RDF triples make web connections

23 September 2010

At the beginning of 2010, when the UK government opened up its one-stop portal for government data (data.gov.uk) it didn’t just link to data sets in popular document formats such as Excel, but also re-published much of the data as Linked Data. This enables related data to be connected across the web by combining several concepts. Firstly, there are URIs (Uniform Resource Identifiers), which are strings of characters used to identify a name or resource on the internet. Then there is HTTP, the request-response protocol of the web. The third concept that is enabling data to be connected is RDF (Resource Description Framework).

RDF is a set of specifications that are used to describe objects and the relationships between them in the form of expressions that include three parts: subject; predicate; and object. These so-called RDF triples allow for the encoding of a semantic web, one that can be read by computers as well as humans.

In its simplest form, the concept could be applied to a sentence like ‘John drinks tea’ or ‘David likes apples’. Here, ‘John’ and ‘David’ are the subjects. The predicates are ‘drinks’ and ‘likes’ and the objects are ‘tea’ and ‘apples’. The idea of RDF triples builds on this: essentially RDF triples tie related resources and data together by indicating what something is, what attribute it has and how the attribute relates to it. A scientific paper can use RDF triples to express associated bibliographic information, whilst the relationships between individual tests, experiments, and their results can also be linked.
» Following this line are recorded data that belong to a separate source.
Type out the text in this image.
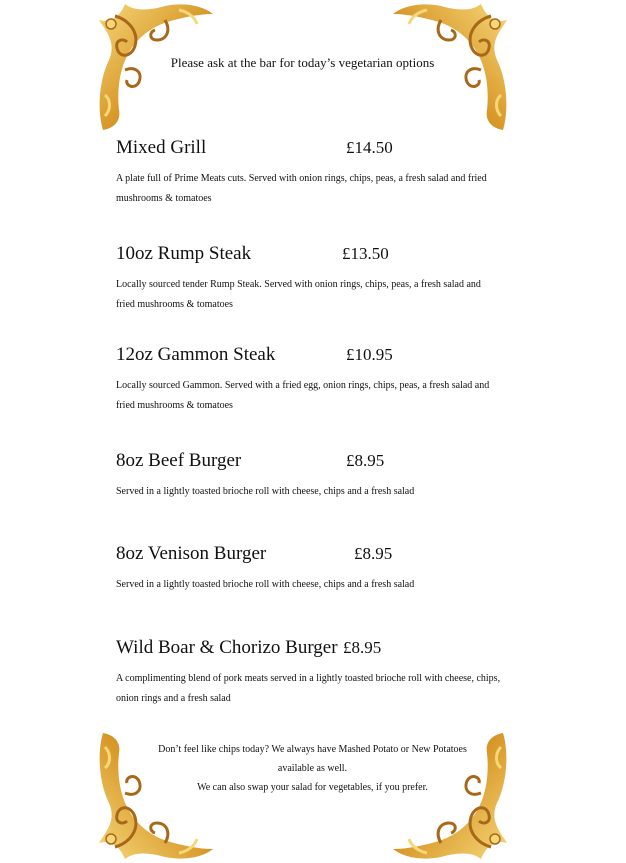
Please ask at the bar for today’s vegetarian options
Mixed Grill	£14.50
A plate full of Prime Meats cuts. Served with onion rings, chips, peas, a fresh salad and fried mushrooms & tomatoes
10oz Rump Steak	£13.50
Locally sourced tender Rump Steak. Served with onion rings, chips, peas, a fresh salad and fried mushrooms & tomatoes
12oz Gammon Steak	£10.95
Locally sourced Gammon. Served with a fried egg, onion rings, chips, peas, a fresh salad and fried mushrooms & tomatoes
8oz Beef Burger	£8.95
Served in a lightly toasted brioche roll with cheese, chips and a fresh salad
8oz Venison Burger	£8.95
Served in a lightly toasted brioche roll with cheese, chips and a fresh salad
Wild Boar & Chorizo Burger £8.95
A complimenting blend of pork meats served in a lightly toasted brioche roll with cheese, chips, onion rings and a fresh salad
Don’t feel like chips today? We always have Mashed Potato or New Potatoes
available as well.
We can also swap your salad for vegetables, if you prefer.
Linking things in this way enables computers to pull up relevant data and results from all over the internet.

However, the power of RDF triples goes beyond linking specific words or phrases. Any of the parts of an RDF triple can be replaced with URIs, which are unique to a particular thing or concept. In the simple triple example ‘David likes apples’, it would not be clear to a machine whether ‘apples’ refers to the fruit or the computer, leading to ambiguity and irrelevant terms appearing in a semantic search. The distinction can be achieved by replacing the literal ‘apples’ with a URI to either the fruit (dbpedia.org/page/Apple) or the computer company (dbpedia.org/page/Apple_Inc.).

The use of URIs also allows established ontologies and vocabularies to be built. For instance, when describing a website, it is possible to make use of both Dublin Core metadata elements for describing resources and Library of Congress Subject Headings. Using established ontologies (or devising and making public your own ontologies if none exist already in your field) helps computers to be able to find all the related information. See the box (below) for examples of how RDF triples are written.

RDF is important to librarians as both publishers and consumers of information. Libraries are responsible for the publishing of a wide variety of information on web pages, in catalogues, and increasingly in institutional repositories of both journal articles and data sets. The value of this information can be increased by making it machine readable, and connecting it to otherwise unconnected data sources. At the simplest level it may be including RDFa markup in staff contact pages, or at a more advanced level making the whole catalogue available in RDF and connecting it to other sources such as the Library of Congress. As consumers of information, librarians need to be aware of the range of data that is being published online and the tools available to make use of it, from browser toolbars for extracting event information and sending it straight to their calendar, to interfaces for querying the data stored in triplestores.

As has already been seen in the area of Web 2.0 mashups, when data is made publicly available, it is used in a multitude of ways unthought-of by the original organisation. The same will be true as an increasing amount of information is made available using RDF.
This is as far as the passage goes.